Every modern President has maintained property outside Washington for a change of pace and for the kind of privacy that is impossible in the capital. Johnson regularly visited three locations; Kennedy visited five. I had two of my own—in San Clemente and Key Biscayne—and I also sometimes used Bob Abplanalp’s island in the Bahamas. For me as for other Presidents, the government made expenditures on the places I regularly visited in order to ensure my safety when I was working or relaxing there. When I took office, four of my thirty-five predecessors as President had been assassinated and serious attempts had been made on the lives of several others. On the day Robert Kennedy died, Congress passed a new law that established extraordinary security measures to protect all future presidential and vice presidential candidates and incumbents. The legislation called for the full cooperation of government agencies in meeting requests by the Secret Service for protective devices. I was the first President in office after the legislation was passed to receive all the increase
d protection it provided. At the request of the Secret Service, the General Services Administration, which handles government buildings and supplies, installed intricate warning devices and electronic alarms on the grounds all around my houses; bulletproof glass was put into the windows; special outside lighting was installed. Secret Service command posts and outposts were constructed; landscaping was arranged and rearranged according to Secret Service requirements.
In the end GSA spent $68,000 on my house at San Clemente. The bulk of this amount went for electrical security systems, fire protection, and the replacement of a gas heater with an electric heating system after the Secret Service decided that the less expensive gas system I would have installed was not sufficiently safe. I spent $217,000 of my own money on furnishings and improvements to the San Clemente house.
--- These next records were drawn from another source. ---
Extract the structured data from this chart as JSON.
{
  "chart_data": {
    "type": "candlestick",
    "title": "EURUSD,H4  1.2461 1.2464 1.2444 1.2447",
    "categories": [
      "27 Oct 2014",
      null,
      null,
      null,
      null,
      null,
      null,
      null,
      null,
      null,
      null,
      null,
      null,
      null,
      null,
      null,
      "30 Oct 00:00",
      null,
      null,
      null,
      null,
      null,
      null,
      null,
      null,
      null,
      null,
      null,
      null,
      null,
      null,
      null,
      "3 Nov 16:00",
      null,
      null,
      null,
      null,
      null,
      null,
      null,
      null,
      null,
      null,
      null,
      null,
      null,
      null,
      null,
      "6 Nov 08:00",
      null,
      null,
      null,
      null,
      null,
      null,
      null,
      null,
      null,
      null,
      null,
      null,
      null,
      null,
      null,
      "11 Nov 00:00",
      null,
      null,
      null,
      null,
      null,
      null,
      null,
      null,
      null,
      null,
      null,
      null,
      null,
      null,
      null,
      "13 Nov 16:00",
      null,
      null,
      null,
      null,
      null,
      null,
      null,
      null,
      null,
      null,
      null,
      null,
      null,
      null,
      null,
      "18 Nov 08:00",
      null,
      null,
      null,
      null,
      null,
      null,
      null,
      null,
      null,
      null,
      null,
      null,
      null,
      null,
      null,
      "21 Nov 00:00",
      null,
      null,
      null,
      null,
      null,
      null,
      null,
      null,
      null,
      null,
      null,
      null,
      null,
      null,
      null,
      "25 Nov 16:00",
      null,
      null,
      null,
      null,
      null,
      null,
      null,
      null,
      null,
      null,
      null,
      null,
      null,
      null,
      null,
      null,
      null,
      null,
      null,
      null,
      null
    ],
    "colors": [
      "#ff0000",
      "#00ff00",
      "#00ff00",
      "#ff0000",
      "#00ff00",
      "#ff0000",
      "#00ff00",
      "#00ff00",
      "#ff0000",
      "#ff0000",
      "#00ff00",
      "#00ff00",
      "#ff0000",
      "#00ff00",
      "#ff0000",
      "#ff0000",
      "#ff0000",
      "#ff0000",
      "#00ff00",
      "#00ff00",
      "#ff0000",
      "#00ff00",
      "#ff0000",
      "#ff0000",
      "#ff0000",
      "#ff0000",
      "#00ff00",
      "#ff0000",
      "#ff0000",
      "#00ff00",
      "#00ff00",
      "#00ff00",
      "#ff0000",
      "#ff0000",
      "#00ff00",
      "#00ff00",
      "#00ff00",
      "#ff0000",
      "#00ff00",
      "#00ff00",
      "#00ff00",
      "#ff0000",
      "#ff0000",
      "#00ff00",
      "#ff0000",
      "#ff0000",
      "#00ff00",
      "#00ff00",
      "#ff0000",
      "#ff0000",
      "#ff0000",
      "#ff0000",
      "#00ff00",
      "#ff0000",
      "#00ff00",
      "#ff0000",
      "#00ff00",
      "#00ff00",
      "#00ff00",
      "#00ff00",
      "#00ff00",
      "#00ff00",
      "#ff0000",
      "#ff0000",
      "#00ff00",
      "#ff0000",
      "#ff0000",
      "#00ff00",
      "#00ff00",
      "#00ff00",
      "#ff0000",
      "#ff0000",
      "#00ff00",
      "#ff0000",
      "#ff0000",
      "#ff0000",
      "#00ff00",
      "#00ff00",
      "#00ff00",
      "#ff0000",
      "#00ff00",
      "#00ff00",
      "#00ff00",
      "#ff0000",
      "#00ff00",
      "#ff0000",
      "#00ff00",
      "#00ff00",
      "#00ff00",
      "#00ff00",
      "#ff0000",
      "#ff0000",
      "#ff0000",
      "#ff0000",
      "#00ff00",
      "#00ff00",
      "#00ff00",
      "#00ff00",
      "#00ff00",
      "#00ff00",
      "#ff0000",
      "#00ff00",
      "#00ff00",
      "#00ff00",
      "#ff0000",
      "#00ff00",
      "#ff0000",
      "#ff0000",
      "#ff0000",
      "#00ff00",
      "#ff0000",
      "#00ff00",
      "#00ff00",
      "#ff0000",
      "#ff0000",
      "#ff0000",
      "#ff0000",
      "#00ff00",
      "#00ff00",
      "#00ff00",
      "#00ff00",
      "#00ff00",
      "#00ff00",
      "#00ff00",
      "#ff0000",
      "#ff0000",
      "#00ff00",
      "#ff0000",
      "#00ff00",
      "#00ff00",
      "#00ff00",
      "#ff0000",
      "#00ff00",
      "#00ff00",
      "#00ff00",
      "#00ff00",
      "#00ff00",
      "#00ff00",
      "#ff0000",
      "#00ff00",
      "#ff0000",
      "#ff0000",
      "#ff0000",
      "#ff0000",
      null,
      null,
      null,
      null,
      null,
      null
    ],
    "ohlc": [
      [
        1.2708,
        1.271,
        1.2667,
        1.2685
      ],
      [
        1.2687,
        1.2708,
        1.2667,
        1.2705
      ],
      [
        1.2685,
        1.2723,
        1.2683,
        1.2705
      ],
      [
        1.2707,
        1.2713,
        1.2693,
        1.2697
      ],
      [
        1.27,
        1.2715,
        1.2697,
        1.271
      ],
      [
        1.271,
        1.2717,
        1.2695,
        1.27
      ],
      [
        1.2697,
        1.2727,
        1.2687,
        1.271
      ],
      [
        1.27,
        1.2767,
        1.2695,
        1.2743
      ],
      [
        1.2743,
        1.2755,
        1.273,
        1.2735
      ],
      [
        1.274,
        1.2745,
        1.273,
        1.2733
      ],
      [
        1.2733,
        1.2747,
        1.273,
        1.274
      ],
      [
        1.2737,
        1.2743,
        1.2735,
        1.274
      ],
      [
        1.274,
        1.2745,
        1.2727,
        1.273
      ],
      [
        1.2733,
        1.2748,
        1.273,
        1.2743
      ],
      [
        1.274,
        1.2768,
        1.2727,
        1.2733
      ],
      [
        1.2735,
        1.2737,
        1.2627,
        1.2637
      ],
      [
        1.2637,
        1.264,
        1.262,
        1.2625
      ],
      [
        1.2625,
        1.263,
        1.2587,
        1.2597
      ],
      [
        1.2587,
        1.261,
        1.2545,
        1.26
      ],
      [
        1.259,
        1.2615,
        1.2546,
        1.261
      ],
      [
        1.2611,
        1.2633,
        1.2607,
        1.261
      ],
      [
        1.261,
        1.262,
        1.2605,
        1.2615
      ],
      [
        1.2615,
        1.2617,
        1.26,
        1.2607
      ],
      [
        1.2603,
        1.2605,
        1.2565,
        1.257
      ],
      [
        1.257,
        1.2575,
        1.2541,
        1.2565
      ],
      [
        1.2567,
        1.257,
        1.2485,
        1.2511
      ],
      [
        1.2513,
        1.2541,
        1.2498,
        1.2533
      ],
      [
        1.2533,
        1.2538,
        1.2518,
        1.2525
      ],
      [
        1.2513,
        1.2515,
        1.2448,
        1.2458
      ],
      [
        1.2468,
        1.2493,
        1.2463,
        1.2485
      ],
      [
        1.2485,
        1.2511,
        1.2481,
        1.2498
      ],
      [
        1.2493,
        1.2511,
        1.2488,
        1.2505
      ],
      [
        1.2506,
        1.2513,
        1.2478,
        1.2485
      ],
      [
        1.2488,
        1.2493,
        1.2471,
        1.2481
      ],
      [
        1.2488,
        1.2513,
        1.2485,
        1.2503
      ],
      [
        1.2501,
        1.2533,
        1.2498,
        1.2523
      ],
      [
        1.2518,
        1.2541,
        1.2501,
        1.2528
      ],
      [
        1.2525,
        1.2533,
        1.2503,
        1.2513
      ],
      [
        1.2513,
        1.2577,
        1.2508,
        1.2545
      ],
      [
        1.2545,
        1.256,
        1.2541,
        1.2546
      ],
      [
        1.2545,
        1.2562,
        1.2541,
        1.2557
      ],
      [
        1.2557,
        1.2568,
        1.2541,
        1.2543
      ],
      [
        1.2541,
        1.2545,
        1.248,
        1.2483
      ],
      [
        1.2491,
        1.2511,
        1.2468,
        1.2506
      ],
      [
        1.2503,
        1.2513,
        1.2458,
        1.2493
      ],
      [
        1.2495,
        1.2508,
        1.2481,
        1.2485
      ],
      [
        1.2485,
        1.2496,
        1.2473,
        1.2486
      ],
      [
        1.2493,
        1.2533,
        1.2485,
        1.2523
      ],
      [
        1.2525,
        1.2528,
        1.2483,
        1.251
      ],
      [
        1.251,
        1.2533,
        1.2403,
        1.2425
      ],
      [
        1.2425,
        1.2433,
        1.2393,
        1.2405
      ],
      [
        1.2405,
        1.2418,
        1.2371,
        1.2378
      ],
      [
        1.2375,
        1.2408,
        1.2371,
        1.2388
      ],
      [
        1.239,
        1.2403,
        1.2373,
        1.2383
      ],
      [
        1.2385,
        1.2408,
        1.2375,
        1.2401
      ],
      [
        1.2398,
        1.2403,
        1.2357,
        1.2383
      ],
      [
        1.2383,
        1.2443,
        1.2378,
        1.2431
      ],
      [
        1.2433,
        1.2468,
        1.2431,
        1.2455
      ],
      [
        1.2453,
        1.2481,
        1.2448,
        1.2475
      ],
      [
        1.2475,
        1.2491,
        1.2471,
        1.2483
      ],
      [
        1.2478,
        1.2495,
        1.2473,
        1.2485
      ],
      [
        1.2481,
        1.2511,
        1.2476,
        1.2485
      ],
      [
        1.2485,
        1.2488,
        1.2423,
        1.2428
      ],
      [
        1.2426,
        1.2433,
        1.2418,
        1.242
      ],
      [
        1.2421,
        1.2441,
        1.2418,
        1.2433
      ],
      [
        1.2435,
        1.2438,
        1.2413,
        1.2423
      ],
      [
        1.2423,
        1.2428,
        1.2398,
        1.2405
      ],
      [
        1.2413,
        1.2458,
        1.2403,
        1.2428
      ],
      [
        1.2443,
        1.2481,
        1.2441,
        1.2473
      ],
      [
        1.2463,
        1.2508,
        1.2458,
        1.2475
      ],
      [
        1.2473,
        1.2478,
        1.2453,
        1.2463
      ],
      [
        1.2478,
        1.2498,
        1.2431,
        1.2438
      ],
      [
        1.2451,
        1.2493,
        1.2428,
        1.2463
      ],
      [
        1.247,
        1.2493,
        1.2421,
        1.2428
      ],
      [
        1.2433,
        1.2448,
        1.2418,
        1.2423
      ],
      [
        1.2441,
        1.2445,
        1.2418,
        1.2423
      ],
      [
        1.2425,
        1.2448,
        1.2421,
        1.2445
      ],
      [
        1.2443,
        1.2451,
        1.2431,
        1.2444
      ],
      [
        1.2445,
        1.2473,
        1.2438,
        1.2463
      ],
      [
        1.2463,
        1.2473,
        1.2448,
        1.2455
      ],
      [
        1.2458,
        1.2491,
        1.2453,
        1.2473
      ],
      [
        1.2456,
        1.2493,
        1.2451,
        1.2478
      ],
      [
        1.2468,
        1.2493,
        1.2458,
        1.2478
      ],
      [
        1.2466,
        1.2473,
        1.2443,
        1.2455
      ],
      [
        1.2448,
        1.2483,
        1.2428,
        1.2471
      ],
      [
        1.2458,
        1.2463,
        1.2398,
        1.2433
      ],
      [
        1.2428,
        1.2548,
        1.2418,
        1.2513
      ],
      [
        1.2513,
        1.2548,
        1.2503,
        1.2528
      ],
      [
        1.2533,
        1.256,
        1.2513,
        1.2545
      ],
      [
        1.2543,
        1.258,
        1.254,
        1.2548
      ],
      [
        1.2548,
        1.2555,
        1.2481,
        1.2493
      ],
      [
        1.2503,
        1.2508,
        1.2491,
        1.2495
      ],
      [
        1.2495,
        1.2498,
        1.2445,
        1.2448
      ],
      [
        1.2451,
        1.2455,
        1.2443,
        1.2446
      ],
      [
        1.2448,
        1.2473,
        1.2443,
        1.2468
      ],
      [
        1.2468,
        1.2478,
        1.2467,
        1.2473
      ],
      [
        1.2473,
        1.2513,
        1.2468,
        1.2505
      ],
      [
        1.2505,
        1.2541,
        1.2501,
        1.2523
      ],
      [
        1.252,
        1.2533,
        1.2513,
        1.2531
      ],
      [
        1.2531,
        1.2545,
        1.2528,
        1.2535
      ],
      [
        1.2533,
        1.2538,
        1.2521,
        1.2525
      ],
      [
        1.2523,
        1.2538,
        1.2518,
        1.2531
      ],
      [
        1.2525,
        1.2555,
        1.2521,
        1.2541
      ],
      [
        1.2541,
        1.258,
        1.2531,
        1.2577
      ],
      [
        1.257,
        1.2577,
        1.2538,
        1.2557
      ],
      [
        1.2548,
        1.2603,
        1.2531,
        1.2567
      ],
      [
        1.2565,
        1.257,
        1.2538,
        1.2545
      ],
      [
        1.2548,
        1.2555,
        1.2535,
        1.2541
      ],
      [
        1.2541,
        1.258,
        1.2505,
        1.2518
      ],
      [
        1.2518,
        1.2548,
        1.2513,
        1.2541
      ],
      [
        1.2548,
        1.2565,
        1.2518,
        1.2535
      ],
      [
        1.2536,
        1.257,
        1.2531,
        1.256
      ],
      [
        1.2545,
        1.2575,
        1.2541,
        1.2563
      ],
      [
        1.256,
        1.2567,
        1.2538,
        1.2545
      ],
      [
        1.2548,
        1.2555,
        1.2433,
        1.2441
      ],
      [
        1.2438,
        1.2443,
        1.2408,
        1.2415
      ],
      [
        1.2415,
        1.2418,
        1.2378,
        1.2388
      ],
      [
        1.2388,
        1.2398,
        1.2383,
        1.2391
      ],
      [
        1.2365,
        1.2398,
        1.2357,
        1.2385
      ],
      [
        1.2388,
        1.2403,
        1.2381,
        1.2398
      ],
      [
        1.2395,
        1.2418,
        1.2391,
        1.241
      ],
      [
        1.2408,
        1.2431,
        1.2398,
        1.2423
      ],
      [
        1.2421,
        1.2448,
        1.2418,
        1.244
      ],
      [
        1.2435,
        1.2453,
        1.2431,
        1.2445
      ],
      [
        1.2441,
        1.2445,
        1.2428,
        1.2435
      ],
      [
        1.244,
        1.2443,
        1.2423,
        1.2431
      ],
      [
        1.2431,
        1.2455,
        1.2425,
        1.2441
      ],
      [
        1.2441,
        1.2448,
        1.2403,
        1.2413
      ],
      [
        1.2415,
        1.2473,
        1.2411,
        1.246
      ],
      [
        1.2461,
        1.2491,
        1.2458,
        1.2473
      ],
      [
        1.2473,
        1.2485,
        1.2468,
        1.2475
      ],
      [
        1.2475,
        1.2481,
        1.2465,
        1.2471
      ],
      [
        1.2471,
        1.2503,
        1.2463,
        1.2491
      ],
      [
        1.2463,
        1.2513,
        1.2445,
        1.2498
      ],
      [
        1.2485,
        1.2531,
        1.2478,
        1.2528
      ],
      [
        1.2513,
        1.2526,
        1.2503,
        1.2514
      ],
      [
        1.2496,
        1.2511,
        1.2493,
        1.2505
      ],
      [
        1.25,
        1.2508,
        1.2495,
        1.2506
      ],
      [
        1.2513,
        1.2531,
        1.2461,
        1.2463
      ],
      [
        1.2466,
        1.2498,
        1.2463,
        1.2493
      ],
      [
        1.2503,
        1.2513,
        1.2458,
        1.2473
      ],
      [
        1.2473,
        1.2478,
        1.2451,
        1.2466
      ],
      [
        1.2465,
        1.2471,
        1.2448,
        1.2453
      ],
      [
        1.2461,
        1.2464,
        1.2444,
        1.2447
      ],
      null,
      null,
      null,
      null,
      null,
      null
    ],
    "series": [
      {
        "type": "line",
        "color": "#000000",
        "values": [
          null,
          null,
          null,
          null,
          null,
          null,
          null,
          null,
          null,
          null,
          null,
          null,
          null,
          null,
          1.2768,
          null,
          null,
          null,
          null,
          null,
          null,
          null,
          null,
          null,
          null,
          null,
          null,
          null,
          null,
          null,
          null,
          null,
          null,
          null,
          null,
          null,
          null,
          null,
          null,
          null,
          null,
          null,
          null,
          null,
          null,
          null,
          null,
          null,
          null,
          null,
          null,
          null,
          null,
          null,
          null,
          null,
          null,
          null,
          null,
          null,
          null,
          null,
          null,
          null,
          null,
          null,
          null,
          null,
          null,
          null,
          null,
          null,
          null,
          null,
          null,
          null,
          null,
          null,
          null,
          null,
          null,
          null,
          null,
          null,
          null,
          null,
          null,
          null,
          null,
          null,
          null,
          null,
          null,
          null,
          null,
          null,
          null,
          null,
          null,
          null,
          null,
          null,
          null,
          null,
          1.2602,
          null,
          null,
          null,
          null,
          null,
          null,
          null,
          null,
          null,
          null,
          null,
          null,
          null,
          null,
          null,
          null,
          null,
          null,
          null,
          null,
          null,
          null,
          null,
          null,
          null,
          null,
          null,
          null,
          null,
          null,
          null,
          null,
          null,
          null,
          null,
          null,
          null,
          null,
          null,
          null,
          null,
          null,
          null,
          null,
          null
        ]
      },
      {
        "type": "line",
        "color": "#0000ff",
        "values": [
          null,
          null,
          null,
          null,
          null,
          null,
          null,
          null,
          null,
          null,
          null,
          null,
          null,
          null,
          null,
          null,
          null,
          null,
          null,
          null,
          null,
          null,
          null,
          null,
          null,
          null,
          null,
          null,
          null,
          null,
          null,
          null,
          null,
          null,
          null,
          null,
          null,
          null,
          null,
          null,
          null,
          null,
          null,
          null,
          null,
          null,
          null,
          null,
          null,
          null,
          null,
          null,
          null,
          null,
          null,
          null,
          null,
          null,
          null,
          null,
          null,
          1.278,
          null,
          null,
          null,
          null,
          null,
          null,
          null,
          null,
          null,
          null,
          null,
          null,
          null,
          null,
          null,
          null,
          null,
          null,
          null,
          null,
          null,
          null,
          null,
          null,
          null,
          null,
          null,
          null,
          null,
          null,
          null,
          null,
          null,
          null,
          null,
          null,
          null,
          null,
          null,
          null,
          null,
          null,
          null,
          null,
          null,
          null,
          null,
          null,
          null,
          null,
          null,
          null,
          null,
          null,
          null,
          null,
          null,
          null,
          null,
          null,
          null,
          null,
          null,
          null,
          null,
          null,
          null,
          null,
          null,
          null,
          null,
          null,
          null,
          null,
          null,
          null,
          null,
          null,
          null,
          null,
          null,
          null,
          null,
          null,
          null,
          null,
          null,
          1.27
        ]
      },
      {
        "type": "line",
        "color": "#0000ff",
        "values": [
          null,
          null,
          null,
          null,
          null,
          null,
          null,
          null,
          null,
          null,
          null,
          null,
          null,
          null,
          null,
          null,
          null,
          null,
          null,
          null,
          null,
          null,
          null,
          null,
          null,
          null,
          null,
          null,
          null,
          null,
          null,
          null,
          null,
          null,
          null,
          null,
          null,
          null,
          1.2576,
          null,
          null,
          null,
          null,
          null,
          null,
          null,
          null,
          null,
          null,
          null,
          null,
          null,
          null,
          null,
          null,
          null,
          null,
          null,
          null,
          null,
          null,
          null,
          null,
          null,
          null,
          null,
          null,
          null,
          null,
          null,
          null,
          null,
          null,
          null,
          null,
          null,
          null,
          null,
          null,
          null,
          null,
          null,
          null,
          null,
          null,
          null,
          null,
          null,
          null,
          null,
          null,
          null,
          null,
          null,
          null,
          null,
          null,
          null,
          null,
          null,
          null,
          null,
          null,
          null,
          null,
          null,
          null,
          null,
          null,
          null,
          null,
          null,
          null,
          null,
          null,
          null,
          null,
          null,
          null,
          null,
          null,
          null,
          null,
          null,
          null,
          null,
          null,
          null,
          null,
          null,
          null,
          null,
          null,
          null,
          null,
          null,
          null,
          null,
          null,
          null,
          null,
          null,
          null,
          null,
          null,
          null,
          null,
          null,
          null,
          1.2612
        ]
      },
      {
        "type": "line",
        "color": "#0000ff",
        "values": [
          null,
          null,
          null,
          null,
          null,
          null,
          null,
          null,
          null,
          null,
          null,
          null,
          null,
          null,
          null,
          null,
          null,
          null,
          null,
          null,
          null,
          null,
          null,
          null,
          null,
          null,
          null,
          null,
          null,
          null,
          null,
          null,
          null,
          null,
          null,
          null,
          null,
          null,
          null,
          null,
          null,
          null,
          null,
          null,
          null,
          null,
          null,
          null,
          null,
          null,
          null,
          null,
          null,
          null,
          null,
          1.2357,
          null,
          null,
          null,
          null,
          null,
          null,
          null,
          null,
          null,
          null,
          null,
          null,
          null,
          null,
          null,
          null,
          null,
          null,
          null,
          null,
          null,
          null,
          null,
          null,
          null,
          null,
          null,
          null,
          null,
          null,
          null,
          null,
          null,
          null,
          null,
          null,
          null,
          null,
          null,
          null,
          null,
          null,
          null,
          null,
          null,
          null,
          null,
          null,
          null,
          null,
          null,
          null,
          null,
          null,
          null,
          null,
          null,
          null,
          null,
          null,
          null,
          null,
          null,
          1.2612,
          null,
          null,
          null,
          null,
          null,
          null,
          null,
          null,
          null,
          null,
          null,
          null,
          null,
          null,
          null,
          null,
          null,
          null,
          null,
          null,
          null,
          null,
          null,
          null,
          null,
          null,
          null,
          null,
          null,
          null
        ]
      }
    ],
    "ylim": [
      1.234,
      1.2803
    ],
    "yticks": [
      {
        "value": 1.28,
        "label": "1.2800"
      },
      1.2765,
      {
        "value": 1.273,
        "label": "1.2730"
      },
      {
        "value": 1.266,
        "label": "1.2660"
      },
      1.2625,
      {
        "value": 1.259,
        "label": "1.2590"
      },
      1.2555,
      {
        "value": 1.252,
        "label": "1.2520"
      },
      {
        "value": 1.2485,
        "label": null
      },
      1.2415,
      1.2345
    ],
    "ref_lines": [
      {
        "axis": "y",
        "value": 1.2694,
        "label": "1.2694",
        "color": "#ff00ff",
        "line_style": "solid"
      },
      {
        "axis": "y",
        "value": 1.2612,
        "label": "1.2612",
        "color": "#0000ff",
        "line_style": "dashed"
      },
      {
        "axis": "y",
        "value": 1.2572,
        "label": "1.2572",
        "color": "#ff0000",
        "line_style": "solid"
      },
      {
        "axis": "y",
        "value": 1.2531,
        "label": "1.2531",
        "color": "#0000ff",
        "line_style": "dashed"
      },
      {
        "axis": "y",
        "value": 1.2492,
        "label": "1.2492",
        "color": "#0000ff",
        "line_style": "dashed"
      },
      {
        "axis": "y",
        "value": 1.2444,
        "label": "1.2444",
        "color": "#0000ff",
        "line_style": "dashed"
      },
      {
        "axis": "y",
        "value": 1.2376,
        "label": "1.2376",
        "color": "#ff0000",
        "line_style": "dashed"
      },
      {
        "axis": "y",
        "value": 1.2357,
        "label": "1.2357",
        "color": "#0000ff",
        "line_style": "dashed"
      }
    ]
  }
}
GSA spent $137,000—all but $7,000 of it on bulletproof glass—on the two adjacent houses I owned in Key Biscayne. We used one as a family residence and the other as an office and work area. At the same time I personally spent $76,000 for remodeling the houses and for improvements on the grounds.
In addition to the money spent on the houses themselves, GSA spent $950,000 on the grounds. This amount covered the installation of security lighting and alarm systems, walls, guard stations, and relandscaping to restore the areas torn up when the protective equipment was installed.
I was no more eager than anyone else would be to pay for anything that could be legitimately construed as a proper government expense, but a General Accounting Office study concluded that with scattered exceptions, almost all of the $1.1 million spent on my personal properties in California and Florida was spent for protective purposes. In fact, all but $13,400 was specifically requested by the Secret Service. Other items, such as flagpoles and office furniture for my study, were procured under the auspices of the GSA. Flagpoles had routinely been placed at the homes of Presidents and Vice Presidents before me; and the office furniture would all revert to GSA after I left office.